La Coordination des associations de presse (Cap) a présenté, hier à Dakar, le Rapport général des Assises nationales des médias. Ce document, fruit d’un vaste processus participatif engagé en 2022, propose un plan de refondation du secteur médiatique sénégalais autour de quatre axes stratégiques.
La Coordination des associations de presse (Cap) a franchi une étape décisive dans le processus de refondation des médias sénégalais, en organisant, hier, 1er juillet, à Dakar, un atelier de restitution et de validation des conclusions des Assises nationales des médias. Démarrées en octobre 2022, ces assises, selon les organisateurs, ont mobilisé pendant deux ans plus de 1.600 participants issus de divers horizons du secteur médiatique.
La rencontre s’est tenue avec le soutien de la Fondation des médias pour l’Afrique de l’Ouest (Mfwa) et de la Fondation Friedrich Ebert. Intitulé « Bâtir un écosystème médiatique performant », le rapport général, présenté par le rapporteur Cheikh Thiam, offre une synthèse des recommandations issues des six commissions thématiques mises en place.
Des défis structurels persistants
Afin d’adresser les multiples défis identifiés, les Assises ont dégagé quatre grandes orientations stratégiques. Il s’agit de renforcer le rôle des médias dans la démocratie, en assurant leur indépendance, leur responsabilité et leur capacité à éclairer le débat public, de réformer le cadre juridique et institutionnel, notamment par une régulation plus efficace et une meilleure répartition des ressources publiques et privées.

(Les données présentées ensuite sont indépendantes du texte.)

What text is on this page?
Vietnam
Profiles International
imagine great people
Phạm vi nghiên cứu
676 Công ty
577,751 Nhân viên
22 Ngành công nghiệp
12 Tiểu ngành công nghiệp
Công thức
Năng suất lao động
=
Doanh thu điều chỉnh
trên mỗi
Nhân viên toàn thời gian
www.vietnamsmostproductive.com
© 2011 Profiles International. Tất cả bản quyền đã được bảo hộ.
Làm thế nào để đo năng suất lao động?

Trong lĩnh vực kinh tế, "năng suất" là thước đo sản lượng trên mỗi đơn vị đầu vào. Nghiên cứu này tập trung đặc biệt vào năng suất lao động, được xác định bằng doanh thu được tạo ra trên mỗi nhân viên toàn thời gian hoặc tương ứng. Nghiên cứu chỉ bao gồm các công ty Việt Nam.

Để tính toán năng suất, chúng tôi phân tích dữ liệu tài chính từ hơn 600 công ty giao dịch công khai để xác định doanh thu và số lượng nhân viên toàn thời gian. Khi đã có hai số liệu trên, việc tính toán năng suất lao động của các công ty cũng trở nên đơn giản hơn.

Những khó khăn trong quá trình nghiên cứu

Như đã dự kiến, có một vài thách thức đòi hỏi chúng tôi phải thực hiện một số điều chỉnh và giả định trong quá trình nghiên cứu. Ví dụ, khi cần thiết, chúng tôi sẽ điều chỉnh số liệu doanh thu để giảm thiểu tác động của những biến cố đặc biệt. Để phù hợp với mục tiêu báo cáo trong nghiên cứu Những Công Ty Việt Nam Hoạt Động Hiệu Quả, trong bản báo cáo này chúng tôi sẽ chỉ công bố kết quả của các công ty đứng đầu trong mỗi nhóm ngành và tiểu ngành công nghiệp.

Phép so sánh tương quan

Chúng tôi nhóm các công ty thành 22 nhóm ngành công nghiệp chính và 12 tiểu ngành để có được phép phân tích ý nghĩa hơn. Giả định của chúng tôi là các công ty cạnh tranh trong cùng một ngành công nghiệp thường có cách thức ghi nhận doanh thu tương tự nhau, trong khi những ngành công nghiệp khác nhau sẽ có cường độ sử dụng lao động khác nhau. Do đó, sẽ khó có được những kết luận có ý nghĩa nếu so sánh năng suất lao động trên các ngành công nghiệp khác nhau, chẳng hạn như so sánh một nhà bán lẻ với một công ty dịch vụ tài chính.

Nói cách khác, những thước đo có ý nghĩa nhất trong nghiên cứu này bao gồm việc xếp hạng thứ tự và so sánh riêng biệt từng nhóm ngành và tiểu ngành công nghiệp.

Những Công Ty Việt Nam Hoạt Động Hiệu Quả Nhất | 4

Il consiste également à moderniser et rendre viable économiquement les entreprises de presse, à travers des aides mieux structurées, l’innovation numérique et de nouveaux modèles d’affaires, mais aussi à améliorer les conditions de travail et la formation des professionnels, dans une logique de professionnalisation continue et d’élévation des standards éthiques. « Le partenariat entre l’État et les médias doit être rénové, basé sur la transparence, la redevabilité et une vision partagée du développement du secteur », a insisté le rapporteur général, par ailleurs ancien directeur général de la Société sénégalaise de presse et de publications (Sspp) « Le Soleil ».
« Une démarche inclusive »
Le rapport ambitionne de servir de socle à une transformation profonde du paysage médiatique national. « Ce rapport est le fruit d’un dialogue inclusif réunissant journalistes, éditeurs, chercheurs, représentants de la société civile et institutions publiques. Il propose des recommandations ambitieuses et réalisables pour le redressement et le développement durable de notre secteur », a souligné M. Thiam. L’essor du numérique, la diversification des supports et l’émergence de nouveaux modèles économiques ont profondément transformé les médias au Sénégal. Mais cette évolution rapide a aussi mis en lumière les fragilités du secteur. Ainsi, le rapport pointe une crise économique persistante, exacerbée par un environnement concurrentiel de plus en plus rude, une régulation inadaptée et un modèle économique obsolète. Pour Cheikh Thiam, la viabilité des entreprises médiatiques, la qualité du journalisme et son indépendance sont aujourd’hui menacées, alors qu’ils constituent les piliers de toute démocratie.
Dans sa prise de parole, Mamadou Thior, coordonnateur du Comité de pilotage, est revenu sur la méthodologie adoptée. « Nous avons voulu un processus ouvert, rigoureux et participatif. Le Comité scientifique, constitué de praticiens et d’experts, a structuré les travaux en six commissions thématiques, associant l’ensemble des catégories professionnelles et institutionnelles concernées », a précisé le président du Conseil pour l’observation des règles d’éthique et de déontologie dans les médias (Cored). Les thématiques traitées ont donné lieu à des réunions, à des consultations, et à la réception de nombreuses contributions analysées et synthétisées pour nourrir le rapport final. Ministères sectoriels, forces de défense et de sécurité, universitaires, formateurs, éditeurs et journalistes ont ainsi apporté leur pierre à l’édifice. « Au total, ce sont près de 1.600 personnes qui ont participé aux travaux des Assises. Ce chiffre témoigne de l’ampleur de la mobilisation autour de cette initiative », a ajouté Mamadou Thior.
Le Rapport général des Assises ne constitue pas une fin en soi, mais un point de départ. Pour les membres de la Cap, la mise en œuvre des réformes dépendra de la volonté politique des autorités et de la capacité des acteurs du secteur à travailler en synergie. « La presse ne saurait se réinventer sans une volonté forte de l’État, accompagnée d’une mobilisation collective. Nous appelons à inscrire ces conclusions dans les politiques publiques et les futures lois sur la presse », a déclaré Cheikh Thiam.